You recently did a recital at the Hanoi Opera House with Fernando de la Mora, our Sunday/Friday Don José. What was that event for? Have you had much opportunity to travel around Asia?
It was for Moët & Chandon champagne and cognac, actually. The Moët & Chandon group have a huge concert series there, so Lang Lang played last year and we were invited to do a concert there in the series. We did duets and trios and opera scenes and arias and all that, which was great.
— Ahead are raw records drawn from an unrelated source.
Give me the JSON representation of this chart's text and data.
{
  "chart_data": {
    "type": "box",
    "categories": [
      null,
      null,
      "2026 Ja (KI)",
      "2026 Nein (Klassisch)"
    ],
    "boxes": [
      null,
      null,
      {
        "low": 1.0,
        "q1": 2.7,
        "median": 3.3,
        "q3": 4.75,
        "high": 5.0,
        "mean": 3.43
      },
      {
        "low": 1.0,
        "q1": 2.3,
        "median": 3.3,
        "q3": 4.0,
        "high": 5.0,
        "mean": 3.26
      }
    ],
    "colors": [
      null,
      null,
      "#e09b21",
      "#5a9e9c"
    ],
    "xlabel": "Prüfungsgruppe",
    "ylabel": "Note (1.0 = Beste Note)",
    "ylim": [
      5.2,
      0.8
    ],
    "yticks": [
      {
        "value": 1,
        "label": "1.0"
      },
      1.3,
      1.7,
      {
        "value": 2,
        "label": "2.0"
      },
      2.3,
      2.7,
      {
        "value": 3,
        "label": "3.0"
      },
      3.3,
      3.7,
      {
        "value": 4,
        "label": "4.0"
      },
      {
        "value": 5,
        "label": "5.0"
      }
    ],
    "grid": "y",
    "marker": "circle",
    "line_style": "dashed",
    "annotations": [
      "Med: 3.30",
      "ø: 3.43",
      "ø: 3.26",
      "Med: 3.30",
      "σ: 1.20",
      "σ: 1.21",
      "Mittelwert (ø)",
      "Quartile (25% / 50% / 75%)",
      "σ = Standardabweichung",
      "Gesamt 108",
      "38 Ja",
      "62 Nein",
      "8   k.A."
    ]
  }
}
Fernando went on a tour of Vietnam afterward and enjoyed that very much, but I couldn’t explore because I had to go back to the Vienna Staatsoper to do a Manon with Roberto Alagna.
I’ve spent a lot of time in Japan, though, and I’m going for the first time to Beijing to do a concert tour there in December. I’m looking forward to it, because it’s too far away to go just for fun—I never have time! And I’ve decided to go a little early with my fiancé, and we’re going to spend a bit of time sightseeing.
So far, the Seattle Opera audience has only heard you singing in Italian. Do you prefer singing in your mother tongue, French?
I like both. Of course, Italian is easier for the voice, but I sing a lot in French so I better not mind it!
Norah Amsellem (Elvira) and Lawrence Brownlee (Arturo) in Seattle Opera's 2008 production of I puritani.
Photo by Rozarii Lynch
Photo by Rozarii Lynch
Tell us about your character, Micaëla. For the first hundred or so years, the basic interpretation of this opera was that Micaëla was a good little girl, a foil to the naughty girl, Carmen. Is that the way you see it?
It can change based on the production. Micaëla is not who I think she is, it’s whoever she is for that production. She can be a drug addict or she can be a sister going into a convent; she can be many different things. However, this is a fairly traditional production. She’s an orphan who has been taken under the wing of José’s mother, and lives with her. She goes every day to get the water and to cook, so it’s not exactly a fun life. She’s a bit of a country girl, in a very small village taking care of an old lady. So of course when she goes to Seville to see José, she’s probably been there maybe once before, if at all. For her, it’s wonderful and it’s scary. As soon as she gets there, she hesitates to ask for directions and she gets assaulted by these men, so it’s a bit scary for her— but she’s also a tough girl, I think, because of all she’s been through in life, so she doesn’t scare easily. And later she does something not everybody would be willing to do—go up into the mountains to find José.
Mariusz Kwiecien (Riccardo) and Norah Amsellem (Elvira) in Seattle Opera's 2008 production of I puritani.
Photo by Bill Mohn
Photo by Bill Mohn
How does she feel about José toward the end of the opera?
She still of course feels something for him at that point, she still has tenderness toward him, but I think she’s given up on seeing any kind of love with him because of what happened with his relationship with Carmen. I think Micaëla realizes that José doesn’t love her in that way that she loved him. She calls him “the one I have loved before” in her aria.
You have a young son; do you ever sing to him?
Rarely. I read him a lot of stories instead. I used to sing to him when he was in my tummy, but now because I’m working, I don’t necessarily want to keep singing when I get home. Of course, he hears a lot of music and he comes to rehearsals with me when he can. He just started kindergarten last year, though, so he travels less now. But he’s coming to see me in Carmen at the end of this month. He loves opera! He sat through Traviata when he was three years old, and also Bohème, Turandot, all those big operas. It’s very cute. For Traviata he was a bit scared at the end. He was nearly crying, and he said, “What’s wrong with mamma?” So, my performance must have been convincing! [laughs]
Norah Amsellem (Gilda) with Kim Josephson (Rigoletto) in Seattle Opera's 2004 production of Rigoletto.
Photo by Rozarii Lynch
Photo by Rozarii Lynch
At what age did you become interested in performing opera?
Beginning when I was eight or nine years old, I sang in a quite well-known children’s chorus in Paris. And, actually, I did the children’s chorus in Carmen with Placido Domingo and Julia Migenes in the movie they did. And then I sang it with Domingo in 2000 for the opening of the Met season and I told him, “I sang the children’s chorus with you!” It had always been my dream to sing with him, and it happened! So that was great.